Racconti nella Rete®

24° Premio letterario Racconti nella Rete 2024/2025

Racconti nella Rete 2009 “Marinella e la crema di conservanti e ricordi” di Patrizia Rinaldi

Categoria: Premio Racconti nella Rete 2009

 

Di notte mi alzo e mangio dolci. Mentre dormo ancora, apro lo sportello in alto a sinistra dove conservo merende e biscotti. Il  sapore è anticipato dall’odore: un impasto di buste di plastiche e vaniglia, fette al malto, cioccolata e cannella, nocciole.

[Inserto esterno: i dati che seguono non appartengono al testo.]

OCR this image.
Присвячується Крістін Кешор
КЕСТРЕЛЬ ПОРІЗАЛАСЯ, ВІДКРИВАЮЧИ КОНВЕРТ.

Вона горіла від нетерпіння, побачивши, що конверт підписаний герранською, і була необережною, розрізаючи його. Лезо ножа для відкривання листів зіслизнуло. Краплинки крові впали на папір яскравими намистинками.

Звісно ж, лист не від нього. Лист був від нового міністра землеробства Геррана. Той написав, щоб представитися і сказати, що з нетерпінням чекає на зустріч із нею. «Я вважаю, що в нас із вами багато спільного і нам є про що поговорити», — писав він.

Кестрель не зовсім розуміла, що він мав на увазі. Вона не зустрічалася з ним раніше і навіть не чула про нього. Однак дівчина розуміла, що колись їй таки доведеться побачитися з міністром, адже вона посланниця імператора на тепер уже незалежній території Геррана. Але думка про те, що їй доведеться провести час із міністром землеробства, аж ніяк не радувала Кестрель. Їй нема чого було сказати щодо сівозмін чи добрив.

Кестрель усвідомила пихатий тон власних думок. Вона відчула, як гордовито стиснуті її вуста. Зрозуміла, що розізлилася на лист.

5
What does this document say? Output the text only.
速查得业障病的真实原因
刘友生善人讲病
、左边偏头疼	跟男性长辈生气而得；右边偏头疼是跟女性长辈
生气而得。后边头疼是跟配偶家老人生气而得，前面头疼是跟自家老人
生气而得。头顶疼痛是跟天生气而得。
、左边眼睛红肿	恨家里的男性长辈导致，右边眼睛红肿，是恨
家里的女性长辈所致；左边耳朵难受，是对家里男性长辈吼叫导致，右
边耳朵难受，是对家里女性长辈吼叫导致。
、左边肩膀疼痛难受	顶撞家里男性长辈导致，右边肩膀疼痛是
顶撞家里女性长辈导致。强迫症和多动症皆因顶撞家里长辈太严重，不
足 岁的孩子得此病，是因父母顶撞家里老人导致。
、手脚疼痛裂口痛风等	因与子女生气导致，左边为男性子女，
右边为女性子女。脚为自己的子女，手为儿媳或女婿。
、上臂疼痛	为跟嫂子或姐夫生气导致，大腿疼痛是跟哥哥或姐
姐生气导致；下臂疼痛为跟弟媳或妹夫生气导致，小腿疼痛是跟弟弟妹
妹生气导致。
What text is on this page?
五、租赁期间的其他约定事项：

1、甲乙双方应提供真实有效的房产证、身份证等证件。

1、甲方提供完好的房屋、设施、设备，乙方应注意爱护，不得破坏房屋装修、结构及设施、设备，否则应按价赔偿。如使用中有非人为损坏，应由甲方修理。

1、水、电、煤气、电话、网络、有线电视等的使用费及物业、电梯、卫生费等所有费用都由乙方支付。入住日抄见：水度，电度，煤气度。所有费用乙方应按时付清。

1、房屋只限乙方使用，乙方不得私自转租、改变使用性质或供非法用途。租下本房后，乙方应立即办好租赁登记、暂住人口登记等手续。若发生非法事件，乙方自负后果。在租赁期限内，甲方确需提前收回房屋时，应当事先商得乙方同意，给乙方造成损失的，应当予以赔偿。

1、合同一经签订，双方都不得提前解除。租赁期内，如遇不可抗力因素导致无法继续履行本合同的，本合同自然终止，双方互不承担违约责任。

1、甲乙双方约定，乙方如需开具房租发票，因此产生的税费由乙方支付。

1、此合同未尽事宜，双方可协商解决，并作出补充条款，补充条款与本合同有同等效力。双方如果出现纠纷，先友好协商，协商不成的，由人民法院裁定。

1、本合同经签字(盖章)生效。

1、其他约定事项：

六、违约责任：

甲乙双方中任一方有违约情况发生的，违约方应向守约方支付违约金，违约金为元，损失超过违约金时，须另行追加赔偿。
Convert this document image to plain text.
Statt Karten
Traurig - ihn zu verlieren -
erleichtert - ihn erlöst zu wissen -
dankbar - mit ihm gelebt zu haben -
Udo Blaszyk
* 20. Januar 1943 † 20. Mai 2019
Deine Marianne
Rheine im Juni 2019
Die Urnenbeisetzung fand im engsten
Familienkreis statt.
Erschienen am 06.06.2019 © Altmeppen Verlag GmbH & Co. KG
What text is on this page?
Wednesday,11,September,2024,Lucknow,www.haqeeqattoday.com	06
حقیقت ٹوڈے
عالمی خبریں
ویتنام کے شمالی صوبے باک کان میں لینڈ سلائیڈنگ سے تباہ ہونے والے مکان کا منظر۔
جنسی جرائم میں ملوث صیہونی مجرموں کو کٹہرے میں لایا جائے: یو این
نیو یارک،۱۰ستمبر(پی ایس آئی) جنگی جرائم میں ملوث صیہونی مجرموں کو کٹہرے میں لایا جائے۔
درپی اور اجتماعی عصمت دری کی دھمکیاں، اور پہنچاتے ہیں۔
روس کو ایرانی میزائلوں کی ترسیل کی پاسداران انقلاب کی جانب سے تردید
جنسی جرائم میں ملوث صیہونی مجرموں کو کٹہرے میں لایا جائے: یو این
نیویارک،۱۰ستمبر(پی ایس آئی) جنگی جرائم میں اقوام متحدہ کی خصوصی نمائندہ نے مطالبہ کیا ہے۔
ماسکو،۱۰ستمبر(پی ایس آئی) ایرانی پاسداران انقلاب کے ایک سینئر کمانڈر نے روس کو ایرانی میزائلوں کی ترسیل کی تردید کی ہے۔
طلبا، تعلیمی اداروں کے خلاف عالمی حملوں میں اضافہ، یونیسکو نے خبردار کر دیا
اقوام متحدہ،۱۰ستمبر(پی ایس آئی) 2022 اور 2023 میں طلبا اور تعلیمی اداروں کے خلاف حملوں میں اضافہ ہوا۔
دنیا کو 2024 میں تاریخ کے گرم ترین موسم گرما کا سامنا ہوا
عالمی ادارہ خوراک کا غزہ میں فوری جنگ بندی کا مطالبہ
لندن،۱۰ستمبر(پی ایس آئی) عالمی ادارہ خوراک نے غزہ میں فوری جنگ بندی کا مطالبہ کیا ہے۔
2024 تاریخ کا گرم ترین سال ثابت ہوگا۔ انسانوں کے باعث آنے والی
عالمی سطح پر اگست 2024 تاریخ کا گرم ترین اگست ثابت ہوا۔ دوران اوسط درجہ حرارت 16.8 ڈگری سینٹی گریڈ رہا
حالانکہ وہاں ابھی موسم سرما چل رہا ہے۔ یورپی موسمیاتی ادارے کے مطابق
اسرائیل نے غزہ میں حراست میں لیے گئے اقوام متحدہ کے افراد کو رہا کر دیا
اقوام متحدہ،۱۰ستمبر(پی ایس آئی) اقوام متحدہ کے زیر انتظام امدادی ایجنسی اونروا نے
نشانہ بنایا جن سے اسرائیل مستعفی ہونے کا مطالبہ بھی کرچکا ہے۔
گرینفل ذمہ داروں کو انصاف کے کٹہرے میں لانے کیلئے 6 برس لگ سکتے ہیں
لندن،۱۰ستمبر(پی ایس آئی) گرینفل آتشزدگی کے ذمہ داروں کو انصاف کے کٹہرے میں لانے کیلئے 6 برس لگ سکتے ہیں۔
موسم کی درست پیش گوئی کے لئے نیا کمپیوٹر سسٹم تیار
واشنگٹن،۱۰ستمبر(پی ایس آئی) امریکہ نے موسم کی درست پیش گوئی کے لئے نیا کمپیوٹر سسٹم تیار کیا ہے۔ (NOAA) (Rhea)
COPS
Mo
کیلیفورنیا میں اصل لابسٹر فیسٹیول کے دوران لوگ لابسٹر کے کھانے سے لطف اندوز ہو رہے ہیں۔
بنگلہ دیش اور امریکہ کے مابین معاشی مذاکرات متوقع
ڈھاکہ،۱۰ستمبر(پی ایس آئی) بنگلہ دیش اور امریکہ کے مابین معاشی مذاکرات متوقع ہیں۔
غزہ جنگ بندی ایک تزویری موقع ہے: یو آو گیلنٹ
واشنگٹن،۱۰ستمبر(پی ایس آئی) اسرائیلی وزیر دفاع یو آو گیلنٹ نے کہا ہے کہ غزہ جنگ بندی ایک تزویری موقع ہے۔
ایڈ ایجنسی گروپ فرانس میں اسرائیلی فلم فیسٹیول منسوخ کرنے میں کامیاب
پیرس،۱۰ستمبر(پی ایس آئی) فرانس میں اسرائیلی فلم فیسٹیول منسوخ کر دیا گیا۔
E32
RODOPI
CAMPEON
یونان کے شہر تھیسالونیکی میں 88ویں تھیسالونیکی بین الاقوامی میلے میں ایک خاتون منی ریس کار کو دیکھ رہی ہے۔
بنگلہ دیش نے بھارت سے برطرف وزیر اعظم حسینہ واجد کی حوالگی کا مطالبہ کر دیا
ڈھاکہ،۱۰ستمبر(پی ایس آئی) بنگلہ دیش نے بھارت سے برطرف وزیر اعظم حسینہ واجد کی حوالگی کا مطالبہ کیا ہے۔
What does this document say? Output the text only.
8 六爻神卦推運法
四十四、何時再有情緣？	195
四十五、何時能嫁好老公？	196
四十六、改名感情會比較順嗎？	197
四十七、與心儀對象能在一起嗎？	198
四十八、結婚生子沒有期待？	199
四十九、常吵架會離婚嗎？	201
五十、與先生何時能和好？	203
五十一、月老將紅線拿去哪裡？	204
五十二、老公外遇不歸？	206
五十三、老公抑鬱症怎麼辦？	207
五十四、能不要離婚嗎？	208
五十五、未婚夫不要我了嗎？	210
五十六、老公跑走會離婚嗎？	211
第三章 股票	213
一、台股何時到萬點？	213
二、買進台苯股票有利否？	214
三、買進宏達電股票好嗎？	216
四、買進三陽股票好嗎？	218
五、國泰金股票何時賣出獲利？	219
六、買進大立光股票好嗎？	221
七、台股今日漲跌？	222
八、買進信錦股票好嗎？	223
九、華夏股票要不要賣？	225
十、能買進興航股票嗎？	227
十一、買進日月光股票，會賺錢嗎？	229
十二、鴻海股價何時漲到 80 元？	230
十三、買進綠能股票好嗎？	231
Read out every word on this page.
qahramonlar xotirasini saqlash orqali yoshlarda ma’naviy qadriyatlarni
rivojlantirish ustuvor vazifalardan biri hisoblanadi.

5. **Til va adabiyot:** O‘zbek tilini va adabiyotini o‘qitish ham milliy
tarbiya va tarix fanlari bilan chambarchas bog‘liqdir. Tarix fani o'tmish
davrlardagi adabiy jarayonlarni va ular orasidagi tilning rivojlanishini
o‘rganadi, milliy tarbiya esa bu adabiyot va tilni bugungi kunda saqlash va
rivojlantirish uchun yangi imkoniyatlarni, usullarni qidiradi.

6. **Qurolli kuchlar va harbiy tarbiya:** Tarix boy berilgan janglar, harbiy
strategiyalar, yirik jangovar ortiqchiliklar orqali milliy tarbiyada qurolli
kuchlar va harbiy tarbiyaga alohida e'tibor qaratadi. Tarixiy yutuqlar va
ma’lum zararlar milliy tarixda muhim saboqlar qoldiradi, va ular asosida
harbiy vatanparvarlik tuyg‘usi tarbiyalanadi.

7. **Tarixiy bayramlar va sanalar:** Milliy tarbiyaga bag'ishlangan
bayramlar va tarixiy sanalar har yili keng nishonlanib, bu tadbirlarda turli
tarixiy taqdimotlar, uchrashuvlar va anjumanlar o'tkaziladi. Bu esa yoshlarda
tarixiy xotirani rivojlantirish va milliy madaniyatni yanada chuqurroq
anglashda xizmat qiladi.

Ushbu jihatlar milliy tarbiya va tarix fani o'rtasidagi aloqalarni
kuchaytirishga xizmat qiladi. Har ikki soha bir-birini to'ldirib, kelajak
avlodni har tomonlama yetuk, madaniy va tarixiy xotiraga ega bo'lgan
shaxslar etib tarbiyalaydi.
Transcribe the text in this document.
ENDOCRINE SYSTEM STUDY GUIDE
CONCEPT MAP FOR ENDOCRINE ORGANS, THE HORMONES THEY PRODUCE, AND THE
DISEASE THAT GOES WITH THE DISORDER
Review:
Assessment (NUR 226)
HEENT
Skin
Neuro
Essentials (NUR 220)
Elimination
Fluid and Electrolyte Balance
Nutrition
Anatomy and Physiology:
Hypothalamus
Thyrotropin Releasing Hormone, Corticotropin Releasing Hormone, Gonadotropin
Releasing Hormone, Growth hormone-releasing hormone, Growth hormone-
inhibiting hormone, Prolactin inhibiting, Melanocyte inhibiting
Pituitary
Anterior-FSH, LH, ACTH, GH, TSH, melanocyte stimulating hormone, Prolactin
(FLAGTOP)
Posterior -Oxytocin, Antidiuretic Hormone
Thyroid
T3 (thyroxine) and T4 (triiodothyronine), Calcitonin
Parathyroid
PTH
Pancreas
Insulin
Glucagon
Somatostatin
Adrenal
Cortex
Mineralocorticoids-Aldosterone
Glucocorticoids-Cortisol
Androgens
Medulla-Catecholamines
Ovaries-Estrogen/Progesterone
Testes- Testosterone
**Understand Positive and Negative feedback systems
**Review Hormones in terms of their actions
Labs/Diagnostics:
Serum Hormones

Ingoio veloce. Non mangio dolci per compensare chissà quale dolore, assenza o altre noie. Lo faccio e basta, perché così è. Ma la notte scorsa, mentre mandavo giù l’ultima merendina di Giovanni, mi ha svegliato un pensiero.

 

Ho chiuso la porta della camera dei miei figli. Scalza e in pigiama ho raccolto i piedi nella poltrona larga che sta di fronte alla finestra senza tende. La notte era bella con le luci e il blu nero, ma mi sono sentita lo stesso un’imbecille: non è da me perdere sonno che mi serve per il giorno dopo. Mi sono chiesta il perché di quel risveglio, ma come se lo chiedono le persone che non hanno tempo da perdere.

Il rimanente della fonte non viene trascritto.